Physiological function: Tea polysaccharides have many physiological functions such as radiation protection, anticoagulation, antithrombosis, lowering blood sugar and enhancing immunity.
Leaves Maturity: tea polyphenols is one of the main components that form the color and fragrance of tea
Effect: General term for polyphenols in tea. and
The higher the maturity of buds and leaves: the less tea polyphenols, the worse the quality of black tea.
Physiological function: Tea polyphenols have anti-oxidation, anti-inflammatory and antibacterial effects, lowering blood sugar, lowering blood lipids, anti-cancer and anti-mutation effects!

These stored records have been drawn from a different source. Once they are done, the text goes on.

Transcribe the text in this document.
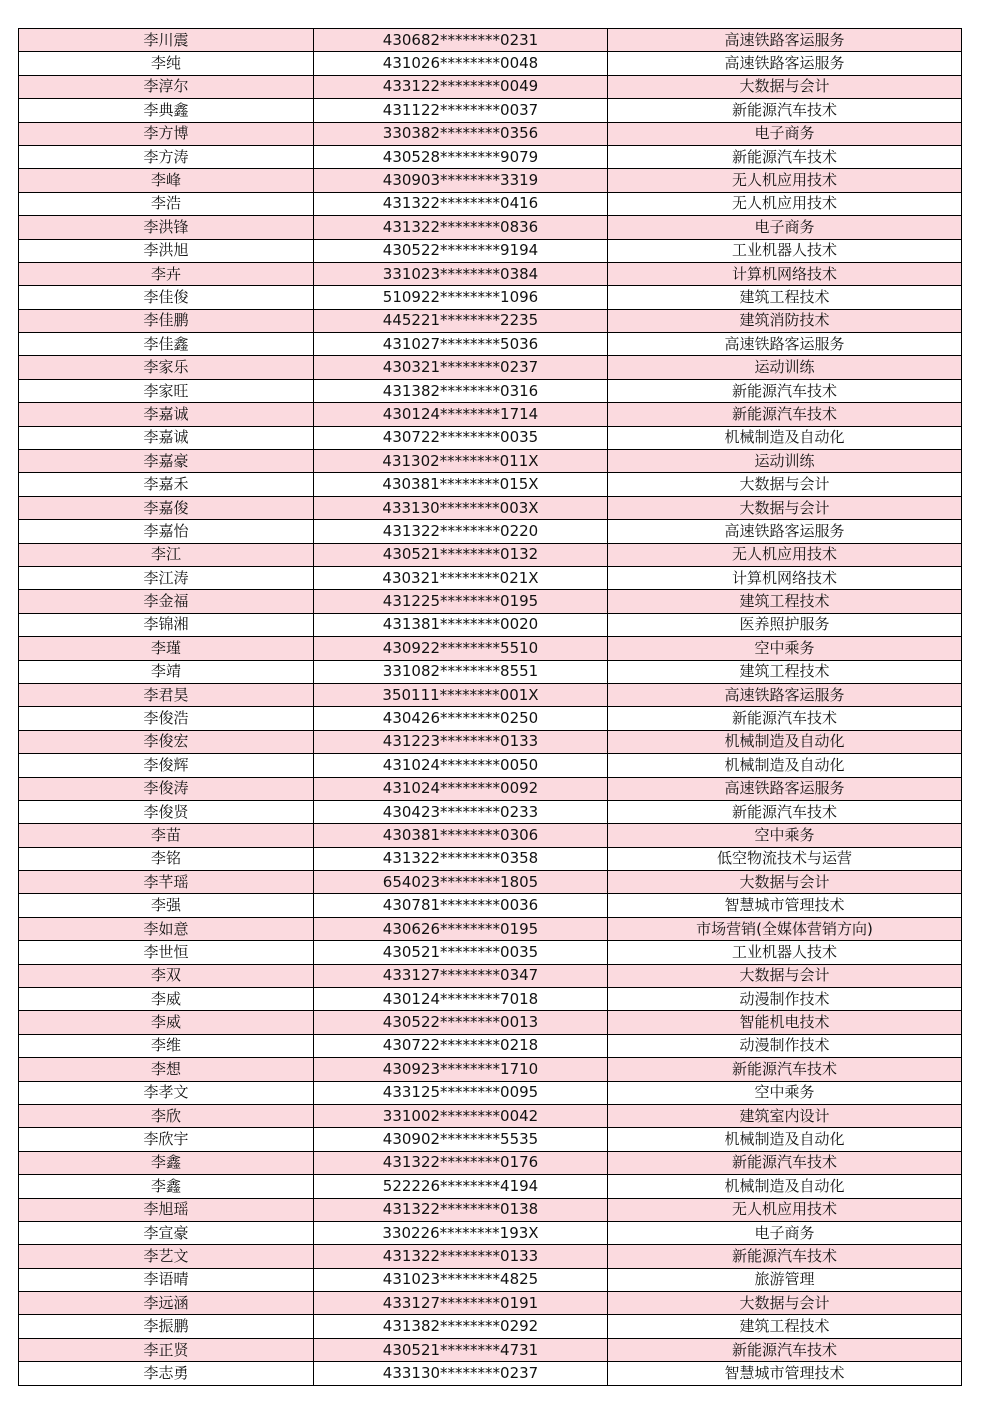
李川震	430682********0231	高速铁路客运服务
李纯	431026********0048	高速铁路客运服务
李淳尔	433122********0049	大数据与会计
李典鑫	431122********0037	新能源汽车技术
李方博	330382********0356	电子商务
李方涛	430528********9079	新能源汽车技术
李峰	430903********3319	无人机应用技术
李浩	431322********0416	无人机应用技术
李洪锋	431322********0836	电子商务
李洪旭	430522********9194	工业机器人技术
李卉	331023********0384	计算机网络技术
李佳俊	510922********1096	建筑工程技术
李佳鹏	445221********2235	建筑消防技术
李佳鑫	431027********5036	高速铁路客运服务
李家乐	430321********0237	运动训练
李家旺	431382********0316	新能源汽车技术
李嘉诚	430124********1714	新能源汽车技术
李嘉诚	430722********0035	机械制造及自动化
李嘉豪	431302********011X	运动训练
李嘉禾	430381********015X	大数据与会计
李嘉俊	433130********003X	大数据与会计
李嘉怡	431322********0220	高速铁路客运服务
李江	430521********0132	无人机应用技术
李江涛	430321********021X	计算机网络技术
李金福	431225********0195	建筑工程技术
李锦湘	431381********0020	医养照护服务
李瑾	430922********5510	空中乘务
李靖	331082********8551	建筑工程技术
李君昊	350111********001X	高速铁路客运服务
李俊浩	430426********0250	新能源汽车技术
李俊宏	431223********0133	机械制造及自动化
李俊辉	431024********0050	机械制造及自动化
李俊涛	431024********0092	高速铁路客运服务
李俊贤	430423********0233	新能源汽车技术
李苗	430381********0306	空中乘务
李铭	431322********0358	低空物流技术与运营
李芊瑶	654023********1805	大数据与会计
李强	430781********0036	智慧城市管理技术
李如意	430626********0195	市场营销(全媒体营销方向)
李世恒	430521********0035	工业机器人技术
李双	433127********0347	大数据与会计
李威	430124********7018	动漫制作技术
李威	430522********0013	智能机电技术
李维	430722********0218	动漫制作技术
李想	430923********1710	新能源汽车技术
李孝文	433125********0095	空中乘务
李欣	331002********0042	建筑室内设计
李欣宇	430902********5535	机械制造及自动化
李鑫	431322********0176	新能源汽车技术
李鑫	522226********4194	机械制造及自动化
李旭瑶	431322********0138	无人机应用技术
李宣豪	330226********193X	电子商务
李艺文	431322********0133	新能源汽车技术
李语晴	431023********4825	旅游管理
李远涵	433127********0191	大数据与会计
李振鹏	431382********0292	建筑工程技术
李正贤	430521********4731	新能源汽车技术
李志勇	433130********0237	智慧城市管理技术
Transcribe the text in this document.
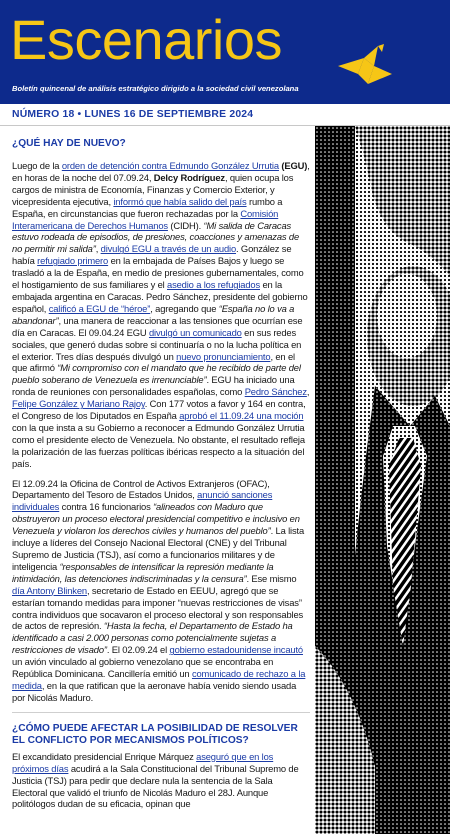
Escenarios
Boletín quincenal de análisis estratégico dirigido a la sociedad civil venezolana
NÚMERO 18 • LUNES 16 DE SEPTIEMBRE 2024
¿QUÉ HAY DE NUEVO?

Luego de la orden de detención contra Edmundo González Urrutia (EGU), en horas de la noche del 07.09.24, Delcy Rodríguez, quien ocupa los cargos de ministra de Economía, Finanzas y Comercio Exterior, y vicepresidenta ejecutiva, informó que había salido del país rumbo a España, en circunstancias que fueron rechazadas por la Comisión Interamericana de Derechos Humanos (CIDH). “Mi salida de Caracas estuvo rodeada de episodios, de presiones, coacciones y amenazas de no permitir mi salida”, divulgó EGU a través de un audio. González se había refugiado primero en la embajada de Países Bajos y luego se trasladó a la de España, en medio de presiones gubernamentales, como el hostigamiento de sus familiares y el asedio a los refugiados en la embajada argentina en Caracas. Pedro Sánchez, presidente del gobierno español, calificó a EGU de “héroe”, agregando que “España no lo va a abandonar”, una manera de reaccionar a las tensiones que ocurrían ese día en Caracas. El 09.04.24 EGU divulgó un comunicado en sus redes sociales, que generó dudas sobre si continuaría o no la lucha política en el exterior. Tres días después divulgó un nuevo pronunciamiento, en el que afirmó “Mi compromiso con el mandato que he recibido de parte del pueblo soberano de Venezuela es irrenunciable”. EGU ha iniciado una ronda de reuniones con personalidades españolas, como Pedro Sánchez, Felipe González y Mariano Rajoy. Con 177 votos a favor y 164 en contra, el Congreso de los Diputados en España aprobó el 11.09.24 una moción con la que insta a su Gobierno a reconocer a Edmundo González Urrutia como el presidente electo de Venezuela. No obstante, el resultado refleja la polarización de las fuerzas políticas ibéricas respecto a la situación del país.

El 12.09.24 la Oficina de Control de Activos Extranjeros (OFAC), Departamento del Tesoro de Estados Unidos, anunció sanciones individuales contra 16 funcionarios “alineados con Maduro que obstruyeron un proceso electoral presidencial competitivo e inclusivo en Venezuela y violaron los derechos civiles y humanos del pueblo”. La lista incluye a líderes del Consejo Nacional Electoral (CNE) y del Tribunal Supremo de Justicia (TSJ), así como a funcionarios militares y de inteligencia “responsables de intensificar la represión mediante la intimidación, las detenciones indiscriminadas y la censura”. Ese mismo día Antony Blinken, secretario de Estado en EEUU, agregó que se estarían tomando medidas para imponer “nuevas restricciones de visas” contra individuos que socavaron el proceso electoral y son responsables de actos de represión. “Hasta la fecha, el Departamento de Estado ha identificado a casi 2.000 personas como potencialmente sujetas a restricciones de visado”. El 02.09.24 el gobierno estadounidense incautó un avión vinculado al gobierno venezolano que se encontraba en República Dominicana. Cancillería emitió un comunicado de rechazo a la medida, en la que ratifican que la aeronave había venido siendo usada por Nicolás Maduro.

¿CÓMO PUEDE AFECTAR LA POSIBILIDAD DE RESOLVER EL CONFLICTO POR MECANISMOS POLÍTICOS?

El excandidato presidencial Enrique Márquez aseguró que en los próximos días acudirá a la Sala Constitucional del Tribunal Supremo de Justicia (TSJ) para pedir que declare nula la sentencia de la Sala Electoral que validó el triunfo de Nicolás Maduro el 28J. Aunque politólogos dudan de su eficacia, opinan que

Fresh Leaves: The tea mainly contains three alkaloids: caffeine, theobromine and theophylline. The content of dry matter (2%-4%) in caffeine is the highest, which is an important flavor in tea.
The thicker and older the leaves are, the less the alkaloids have.
Effect: The substance has a bitter taste and has a refreshing taste after being associated with theaflavins.
Physiological function:The alkaloids in tea can slightly stimulate the human cerebral cortex to relieve fatigue. At the same time, it will slightly stimulate the gastrointestinal system to help digestion and diuresis. Of course, in addition, it also has conventional health care methods such as strengthening the heart to relieve spasm and relax smooth muscle.